Framing and Interpretation

In Michael Bird’s Four Views On The Apostle Paul, for my brief review see here, each of the authors was asked to give their thoughts on, “What is the best framework for describing Paul’s theological perspective?” And in my opinion, one of the most interesting things about the book was examining how influential each author’s answer to this one question is on their overall reading of Paul.

Without going into detail, here is my view of their answers to the framework question:

1. Tom Schreiner – the now, not yet nature of Paul’s gospel (he also refers to as prophecy fulfilled (now), mystery revealed (not yet))

2. Luke Timothy Johnson – a balance of religious experience (Paul’s and his readers) and cultural heritage (Jewish and Greco-Roman)

3. Douglas Campbell –   revealed (revelation as the basis for Paul’s thinking on God), triune (the Trinity as the God who is revealed), missional (Paul is called to participate in the loving mission of God)…the primary focus is revelation (Greek apokalypto)

4. Mark Nanos –  Paul (who never left Judaism and continued to be Torah observant) wrote from the viewpoint that because the Messiah had come the new age had come (the addition of the non-Jews was the sign of the coming)

Now lets look at how two of authors perceives the overall objective of Paul (obviously grossly understated) and how I think the framework plays a major role in determining their perception:

1. Tom Schreiner – Christ-Centered and Cross-Focused: Schreiner starts with defining the problem – sin, judgment, wrath and beginning with grace shows how humanity’s salvation (reversal of the problem) is secured in cross. Schreiner’s account focuses on the what has been done and I believe this arises mainly from his now, not framework (must focus on the now, especially given the not yet is seen as mystery). I think this accounts for, what I would consider to be a weakness in Schreiner’s account, the lack of attention given to resurrection.
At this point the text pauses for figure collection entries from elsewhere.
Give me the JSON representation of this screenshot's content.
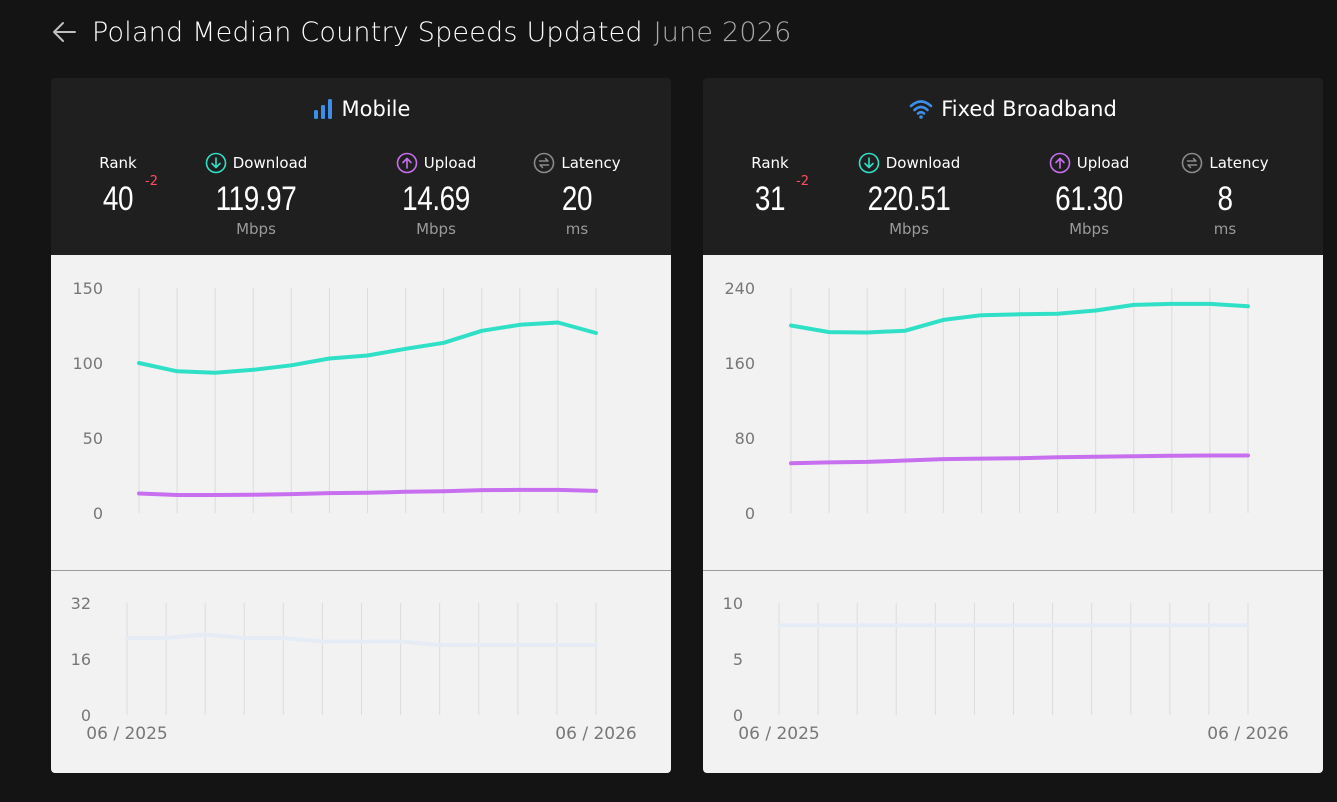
{
  "header": {
    "title": "Poland Median Country Speeds Updated",
    "updated": "June 2026"
  },
  "colors": {
    "download": "#30e0c6",
    "upload": "#c86ff0",
    "latency": "#e6ecf6",
    "rank_change": "#ff4d5e",
    "accent_icon": "#3d8ee8"
  },
  "panels": [
    {
      "title": "Mobile",
      "icon": "signal-bars-icon",
      "rank": {
        "label": "Rank",
        "value": "40",
        "change": "-2"
      },
      "download": {
        "label": "Download",
        "value": "119.97",
        "unit": "Mbps"
      },
      "upload": {
        "label": "Upload",
        "value": "14.69",
        "unit": "Mbps"
      },
      "latency": {
        "label": "Latency",
        "value": "20",
        "unit": "ms"
      }
    },
    {
      "title": "Fixed Broadband",
      "icon": "wifi-icon",
      "rank": {
        "label": "Rank",
        "value": "31",
        "change": "-2"
      },
      "download": {
        "label": "Download",
        "value": "220.51",
        "unit": "Mbps"
      },
      "upload": {
        "label": "Upload",
        "value": "61.30",
        "unit": "Mbps"
      },
      "latency": {
        "label": "Latency",
        "value": "8",
        "unit": "ms"
      }
    }
  ],
  "chart_data": [
    {
      "type": "line",
      "panel": "Mobile",
      "metric": "speed",
      "ylim": [
        0,
        150
      ],
      "yticks": [
        0,
        50,
        100,
        150
      ],
      "x": [
        "06/2025",
        "07/2025",
        "08/2025",
        "09/2025",
        "10/2025",
        "11/2025",
        "12/2025",
        "01/2026",
        "02/2026",
        "03/2026",
        "04/2026",
        "05/2026",
        "06/2026"
      ],
      "series": [
        {
          "name": "Download",
          "values": [
            100,
            94.5,
            93.5,
            95.5,
            98.5,
            103,
            105,
            109.5,
            113.5,
            121.5,
            125.5,
            127,
            120
          ]
        },
        {
          "name": "Upload",
          "values": [
            13,
            12,
            12,
            12.2,
            12.6,
            13.3,
            13.5,
            14.1,
            14.5,
            15.3,
            15.4,
            15.4,
            14.7
          ]
        }
      ],
      "grid": true
    },
    {
      "type": "line",
      "panel": "Mobile",
      "metric": "latency",
      "ylim": [
        0,
        32
      ],
      "yticks": [
        0,
        16,
        32
      ],
      "xtick_labels": [
        "06 / 2025",
        "06 / 2026"
      ],
      "x": [
        "06/2025",
        "07/2025",
        "08/2025",
        "09/2025",
        "10/2025",
        "11/2025",
        "12/2025",
        "01/2026",
        "02/2026",
        "03/2026",
        "04/2026",
        "05/2026",
        "06/2026"
      ],
      "series": [
        {
          "name": "Latency",
          "values": [
            22,
            22,
            23,
            22,
            22,
            21,
            21,
            21,
            20,
            20,
            20,
            20,
            20
          ]
        }
      ],
      "grid": true
    },
    {
      "type": "line",
      "panel": "Fixed Broadband",
      "metric": "speed",
      "ylim": [
        0,
        240
      ],
      "yticks": [
        0,
        80,
        160,
        240
      ],
      "x": [
        "06/2025",
        "07/2025",
        "08/2025",
        "09/2025",
        "10/2025",
        "11/2025",
        "12/2025",
        "01/2026",
        "02/2026",
        "03/2026",
        "04/2026",
        "05/2026",
        "06/2026"
      ],
      "series": [
        {
          "name": "Download",
          "values": [
            200,
            193,
            192.5,
            194.5,
            206,
            211,
            212,
            212.5,
            216,
            222,
            223,
            223,
            220.5
          ]
        },
        {
          "name": "Upload",
          "values": [
            53,
            54,
            54.5,
            56,
            57.5,
            58,
            58.5,
            59.5,
            60,
            60.5,
            61,
            61.3,
            61.3
          ]
        }
      ],
      "grid": true
    },
    {
      "type": "line",
      "panel": "Fixed Broadband",
      "metric": "latency",
      "ylim": [
        0,
        10
      ],
      "yticks": [
        0,
        5,
        10
      ],
      "xtick_labels": [
        "06 / 2025",
        "06 / 2026"
      ],
      "x": [
        "06/2025",
        "07/2025",
        "08/2025",
        "09/2025",
        "10/2025",
        "11/2025",
        "12/2025",
        "01/2026",
        "02/2026",
        "03/2026",
        "04/2026",
        "05/2026",
        "06/2026"
      ],
      "series": [
        {
          "name": "Latency",
          "values": [
            8,
            8,
            8,
            8,
            8,
            8,
            8,
            8,
            8,
            8,
            8,
            8,
            8
          ]
        }
      ],
      "grid": true
    }
  ]
}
It is not that the resurrection is completed neglected, but since it falls in the realm of not yet (at least for all except Jesus Christ) it gets treated as a secondary issue. I would not want to suggest that Schreiner actually believes the resurrection is a secondary issue, only if one decides to work within the now, not yet framework this is a natural (necessary?) result.
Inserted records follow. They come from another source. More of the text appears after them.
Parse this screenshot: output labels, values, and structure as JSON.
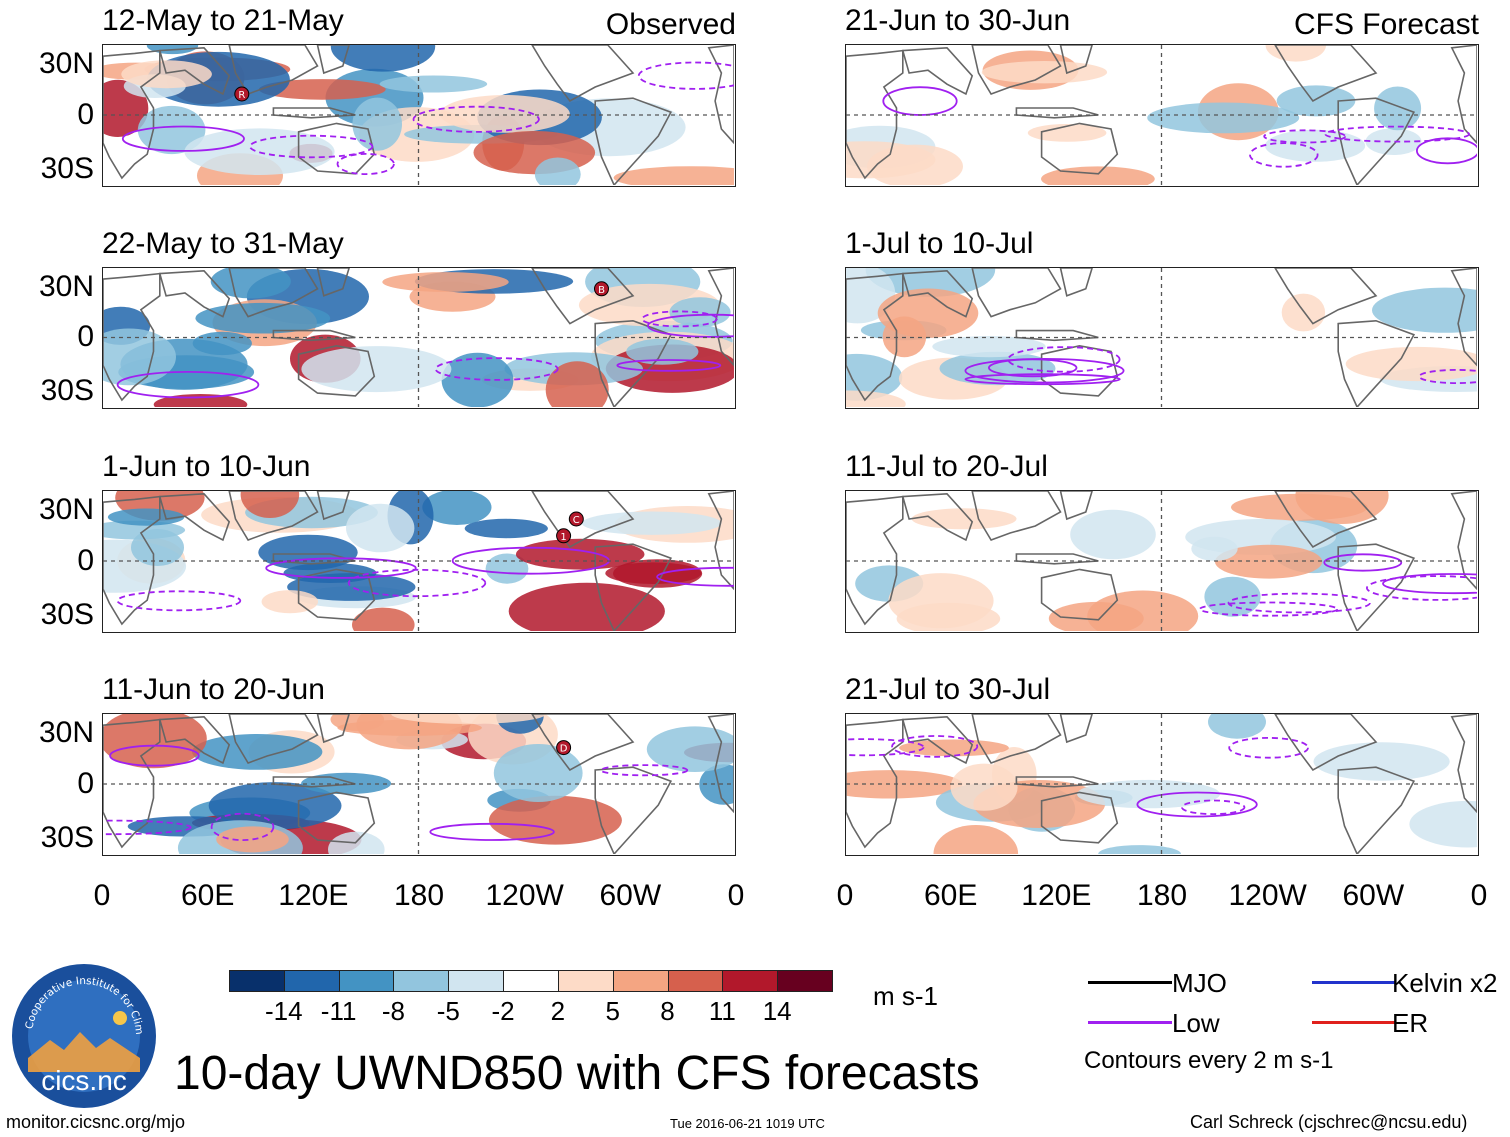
{
  "panels": [
    {
      "title": "12-May to 21-May",
      "tag": "Observed",
      "marks": [
        "R"
      ]
    },
    {
      "title": "21-Jun to 30-Jun",
      "tag": "CFS Forecast",
      "marks": []
    },
    {
      "title": "22-May to 31-May",
      "tag": "",
      "marks": [
        "B"
      ]
    },
    {
      "title": "1-Jul to 10-Jul",
      "tag": "",
      "marks": []
    },
    {
      "title": "1-Jun to 10-Jun",
      "tag": "",
      "marks": [
        "1",
        "C"
      ]
    },
    {
      "title": "11-Jul to 20-Jul",
      "tag": "",
      "marks": []
    },
    {
      "title": "11-Jun to 20-Jun",
      "tag": "",
      "marks": [
        "D"
      ]
    },
    {
      "title": "21-Jul to 30-Jul",
      "tag": "",
      "marks": []
    }
  ],
  "y_ticks": [
    "30N",
    "0",
    "30S"
  ],
  "x_ticks": [
    "0",
    "60E",
    "120E",
    "180",
    "120W",
    "60W",
    "0"
  ],
  "colorbar": {
    "colors": [
      "#08306b",
      "#2166ac",
      "#4393c3",
      "#92c5de",
      "#d1e5f0",
      "#ffffff",
      "#fddbc7",
      "#f4a582",
      "#d6604d",
      "#b2182b",
      "#67001f"
    ],
    "labels": [
      "-14",
      "-11",
      "-8",
      "-5",
      "-2",
      "2",
      "5",
      "8",
      "11",
      "14"
    ],
    "units": "m s-1"
  },
  "legend": {
    "items": [
      {
        "label": "MJO",
        "color": "#000000"
      },
      {
        "label": "Kelvin x2",
        "color": "#2233cc"
      },
      {
        "label": "Low",
        "color": "#a020f0"
      },
      {
        "label": "ER",
        "color": "#e0201c"
      }
    ],
    "note": "Contours every 2 m s-1"
  },
  "logo": {
    "text": "cics.nc",
    "ring_text": "Cooperative Institute for Climate and Satellites"
  },
  "main_title": "10-day UWND850 with CFS forecasts",
  "footer": {
    "left": "monitor.cicsnc.org/mjo",
    "center": "Tue 2016-06-21 1019 UTC",
    "right": "Carl Schreck (cjschrec@ncsu.edu)"
  }
}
2. Luke Timothy Johnson – Rescue from Death: Johnson focuses on Christ’s rescuing humanity from alienation from God (death) and giving us a share in the life that is distinctive to God. While he agrees with Schreiner that there is now, not yet quality to this life, he believes Paul focuses on “in-between-time” of salvation where Christians are to conduct themselves in manner worthy of calling. This leads to an interesting distinction which I believe flows out of his framing of Paul’s thought. For the Johnson, the cross is crucial because there is tension between cross (history) and resurrection (experience) and in his account, the cross becomes the hermeneutical key to reinterpreting Torah, God’s gift, etc. While the cross is certainly hermeneutical, is it not also more than that? This is where the interaction between experience and heritage becomes the lens to understanding Paul, and reveals how his framing plays a crucial role in how he reads Paul.

Campbell’s revelatory and Nanos’ Jewish expectation viewpoints could be analyzed the same way, but for the sake of time (my time that is!) I think these two show how important framework is for interpretation. Framing is found in all interpretation, and I am not suggesting we need somehow to leave framework behind, just that we need to be conscious of how frameworks influence our readings.
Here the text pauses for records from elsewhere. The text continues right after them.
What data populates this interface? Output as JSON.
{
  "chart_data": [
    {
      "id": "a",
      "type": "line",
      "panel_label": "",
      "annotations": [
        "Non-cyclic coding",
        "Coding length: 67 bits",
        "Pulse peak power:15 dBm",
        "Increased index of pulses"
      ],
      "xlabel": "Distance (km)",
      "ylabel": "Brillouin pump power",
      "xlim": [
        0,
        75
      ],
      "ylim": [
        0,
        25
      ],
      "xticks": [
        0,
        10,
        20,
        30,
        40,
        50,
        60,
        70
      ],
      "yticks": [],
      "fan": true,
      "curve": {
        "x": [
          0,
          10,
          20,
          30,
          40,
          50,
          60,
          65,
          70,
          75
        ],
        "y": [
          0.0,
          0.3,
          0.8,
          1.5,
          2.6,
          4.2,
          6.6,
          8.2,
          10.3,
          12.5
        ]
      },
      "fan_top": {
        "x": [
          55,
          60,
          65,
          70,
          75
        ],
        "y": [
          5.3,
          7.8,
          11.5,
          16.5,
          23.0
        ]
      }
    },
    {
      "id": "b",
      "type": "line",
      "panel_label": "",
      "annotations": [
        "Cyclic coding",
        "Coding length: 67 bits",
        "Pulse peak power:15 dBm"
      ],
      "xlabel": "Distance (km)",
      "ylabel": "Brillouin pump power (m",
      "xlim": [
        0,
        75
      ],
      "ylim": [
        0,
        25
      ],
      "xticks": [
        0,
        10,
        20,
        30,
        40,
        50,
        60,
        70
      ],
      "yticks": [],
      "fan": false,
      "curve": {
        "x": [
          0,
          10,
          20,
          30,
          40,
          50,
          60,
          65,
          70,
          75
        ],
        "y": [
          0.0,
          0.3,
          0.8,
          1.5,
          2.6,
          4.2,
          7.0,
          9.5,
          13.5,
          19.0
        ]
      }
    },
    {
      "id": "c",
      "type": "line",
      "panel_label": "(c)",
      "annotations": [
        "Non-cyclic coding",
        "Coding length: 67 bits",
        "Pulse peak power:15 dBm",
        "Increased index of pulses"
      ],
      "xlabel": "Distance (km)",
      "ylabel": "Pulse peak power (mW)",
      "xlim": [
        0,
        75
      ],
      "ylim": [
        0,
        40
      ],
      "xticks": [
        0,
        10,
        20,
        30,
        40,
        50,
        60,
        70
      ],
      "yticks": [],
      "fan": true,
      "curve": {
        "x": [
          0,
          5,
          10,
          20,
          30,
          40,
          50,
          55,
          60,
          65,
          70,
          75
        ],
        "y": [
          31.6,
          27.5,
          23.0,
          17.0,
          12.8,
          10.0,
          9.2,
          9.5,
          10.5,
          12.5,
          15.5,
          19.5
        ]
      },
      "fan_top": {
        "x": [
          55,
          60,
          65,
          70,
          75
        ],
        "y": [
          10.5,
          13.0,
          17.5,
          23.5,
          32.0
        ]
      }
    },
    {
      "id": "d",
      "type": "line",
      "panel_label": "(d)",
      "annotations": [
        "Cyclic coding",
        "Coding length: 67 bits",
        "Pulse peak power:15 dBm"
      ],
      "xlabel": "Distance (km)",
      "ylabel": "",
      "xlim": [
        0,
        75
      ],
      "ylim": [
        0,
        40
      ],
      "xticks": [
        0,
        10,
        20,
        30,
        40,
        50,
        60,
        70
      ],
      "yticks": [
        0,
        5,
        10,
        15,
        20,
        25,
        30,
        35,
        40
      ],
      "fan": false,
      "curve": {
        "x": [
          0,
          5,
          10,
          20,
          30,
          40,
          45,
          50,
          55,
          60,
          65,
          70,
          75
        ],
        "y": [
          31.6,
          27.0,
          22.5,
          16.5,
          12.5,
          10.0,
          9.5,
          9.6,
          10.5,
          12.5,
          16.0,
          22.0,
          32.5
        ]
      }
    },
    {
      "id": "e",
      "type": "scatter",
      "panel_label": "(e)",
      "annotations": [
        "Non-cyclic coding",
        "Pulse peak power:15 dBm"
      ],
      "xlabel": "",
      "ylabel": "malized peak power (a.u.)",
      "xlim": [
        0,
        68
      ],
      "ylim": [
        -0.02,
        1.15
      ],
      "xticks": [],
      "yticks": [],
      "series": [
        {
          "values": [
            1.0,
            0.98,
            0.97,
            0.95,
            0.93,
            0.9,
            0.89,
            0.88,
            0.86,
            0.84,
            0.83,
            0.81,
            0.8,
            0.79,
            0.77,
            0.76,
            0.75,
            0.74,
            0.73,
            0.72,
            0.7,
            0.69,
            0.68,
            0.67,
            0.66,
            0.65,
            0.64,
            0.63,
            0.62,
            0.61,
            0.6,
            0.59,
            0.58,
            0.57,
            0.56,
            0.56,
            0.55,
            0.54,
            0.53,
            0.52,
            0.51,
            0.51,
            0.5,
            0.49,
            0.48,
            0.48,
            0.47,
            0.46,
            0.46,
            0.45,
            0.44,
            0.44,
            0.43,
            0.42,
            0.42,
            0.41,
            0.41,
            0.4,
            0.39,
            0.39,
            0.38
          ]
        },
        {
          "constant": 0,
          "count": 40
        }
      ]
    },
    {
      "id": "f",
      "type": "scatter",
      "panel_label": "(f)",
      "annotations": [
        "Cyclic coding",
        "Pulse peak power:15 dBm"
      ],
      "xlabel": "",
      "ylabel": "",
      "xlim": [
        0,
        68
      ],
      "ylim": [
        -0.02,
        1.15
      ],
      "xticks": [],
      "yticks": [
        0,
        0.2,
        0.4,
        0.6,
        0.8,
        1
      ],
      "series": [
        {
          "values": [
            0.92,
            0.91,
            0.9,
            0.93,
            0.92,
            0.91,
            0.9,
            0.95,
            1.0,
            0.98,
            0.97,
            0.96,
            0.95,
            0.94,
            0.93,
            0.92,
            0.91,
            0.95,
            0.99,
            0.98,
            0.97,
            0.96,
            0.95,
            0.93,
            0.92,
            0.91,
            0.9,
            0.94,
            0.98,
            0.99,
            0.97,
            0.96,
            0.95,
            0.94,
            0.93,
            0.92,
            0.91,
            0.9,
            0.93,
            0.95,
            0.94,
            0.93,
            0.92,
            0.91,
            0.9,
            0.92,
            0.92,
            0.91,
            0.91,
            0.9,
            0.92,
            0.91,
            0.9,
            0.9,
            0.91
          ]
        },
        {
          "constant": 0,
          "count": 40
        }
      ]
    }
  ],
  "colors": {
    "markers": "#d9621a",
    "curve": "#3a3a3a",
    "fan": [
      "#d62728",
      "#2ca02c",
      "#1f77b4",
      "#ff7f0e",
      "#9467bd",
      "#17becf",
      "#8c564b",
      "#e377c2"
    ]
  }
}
That is why I found it so interesting in this book, the authors had to explicitly state their framework along with their interpretation. With the frameworks there for all to see, their influence became obvious. And it led me to think,

Am I aware of my own framework for interpreting Paul? Could I write it down for all to see and analyze?

Can I see the influence my framework is having on my interpretation (both good and bad)?

Does my framework so override my interpreting that the text is never allowed to question it?